Soweit im Rahmen der Vollstreckung oder bei Abschlussschreiben Originalschriftsätze durch Gerichtsvollzieher (statt per Einschreiben/Rückschein) zugestellt werden sollen, empfiehlt es sich, eine Ösung der zuzustellenden beglaubigten Abschrift vorzunehmen und auf der ersten Seite des zuzustellenden Anschreibens den Beglaubigungsstempel und auf der letzten Seite den Beglaubigungsvermerk mit Unterschrift aufzunehmen. Häufig wird der Beglaubigungsvermerk auf der letzten Seite des Anschreibens nach der Grußformel (also vor den Anlagen) vorgenommen. Dies reicht nach Auffassung des AG nicht aus, um eine entsprechende Zuordnung auch der Anlagen zum Schriftstück zu gewährleisten. Neben der Ösung ist daher der Beglaubigungsvermerk auf der letzten Seite der Anlagen vorzunehmen!  

 

Ähnliche Probleme dürften sich bei der Beglaubigung von Schriftstücken im gerichtlichen Verkehr ergeben.

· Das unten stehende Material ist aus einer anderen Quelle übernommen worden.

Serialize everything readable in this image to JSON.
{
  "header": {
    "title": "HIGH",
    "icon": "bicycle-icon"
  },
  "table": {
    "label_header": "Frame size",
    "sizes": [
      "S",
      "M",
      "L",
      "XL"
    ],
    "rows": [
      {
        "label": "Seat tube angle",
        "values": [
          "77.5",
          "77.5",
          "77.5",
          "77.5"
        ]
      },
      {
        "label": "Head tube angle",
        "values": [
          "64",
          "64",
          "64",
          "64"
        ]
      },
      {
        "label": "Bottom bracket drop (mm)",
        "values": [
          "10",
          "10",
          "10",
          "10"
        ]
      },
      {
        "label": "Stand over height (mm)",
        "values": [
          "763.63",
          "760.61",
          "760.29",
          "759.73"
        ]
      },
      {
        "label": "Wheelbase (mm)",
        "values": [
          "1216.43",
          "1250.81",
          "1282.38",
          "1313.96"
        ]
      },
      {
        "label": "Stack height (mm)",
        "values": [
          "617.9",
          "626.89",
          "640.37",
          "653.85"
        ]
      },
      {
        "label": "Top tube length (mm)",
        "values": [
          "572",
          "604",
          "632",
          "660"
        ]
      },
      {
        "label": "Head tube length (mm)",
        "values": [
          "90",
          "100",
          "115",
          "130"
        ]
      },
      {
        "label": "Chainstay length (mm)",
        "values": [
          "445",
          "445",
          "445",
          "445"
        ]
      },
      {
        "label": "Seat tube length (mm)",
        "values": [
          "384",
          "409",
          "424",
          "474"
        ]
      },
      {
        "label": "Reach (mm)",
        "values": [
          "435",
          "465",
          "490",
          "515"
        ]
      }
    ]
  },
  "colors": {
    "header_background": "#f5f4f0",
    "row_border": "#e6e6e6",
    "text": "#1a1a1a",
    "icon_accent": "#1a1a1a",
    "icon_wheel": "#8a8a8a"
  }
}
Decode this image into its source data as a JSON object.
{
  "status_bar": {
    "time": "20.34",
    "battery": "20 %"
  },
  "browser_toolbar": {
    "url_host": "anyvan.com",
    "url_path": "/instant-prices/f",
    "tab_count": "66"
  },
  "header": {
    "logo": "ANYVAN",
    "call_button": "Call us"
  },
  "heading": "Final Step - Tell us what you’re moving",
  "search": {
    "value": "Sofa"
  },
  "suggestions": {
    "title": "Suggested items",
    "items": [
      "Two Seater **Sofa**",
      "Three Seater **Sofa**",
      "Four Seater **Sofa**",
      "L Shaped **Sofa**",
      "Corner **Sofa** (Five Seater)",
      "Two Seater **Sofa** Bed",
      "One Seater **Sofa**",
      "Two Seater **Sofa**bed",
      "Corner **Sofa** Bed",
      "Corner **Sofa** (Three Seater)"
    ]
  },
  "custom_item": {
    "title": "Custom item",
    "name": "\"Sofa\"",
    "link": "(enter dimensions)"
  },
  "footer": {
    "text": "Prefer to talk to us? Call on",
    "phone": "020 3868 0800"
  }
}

Meist werden die Schriftsätze nach Unterschrift mit dem anwaltlichen Beglaubigungsvermerk versehen und die Seiten mit Heftklammer geheftet. Das AG würde wohl auch in diesen Fällen eine feste Verbindung z.B. durch Ösung verlangen und fordern, dass die Anlagen jeweils einzeln beglaubigt werden, soweit sie nicht mit dem Beglaubigungsvermerk des Schriftsatzes unmittelbar verbunden sind.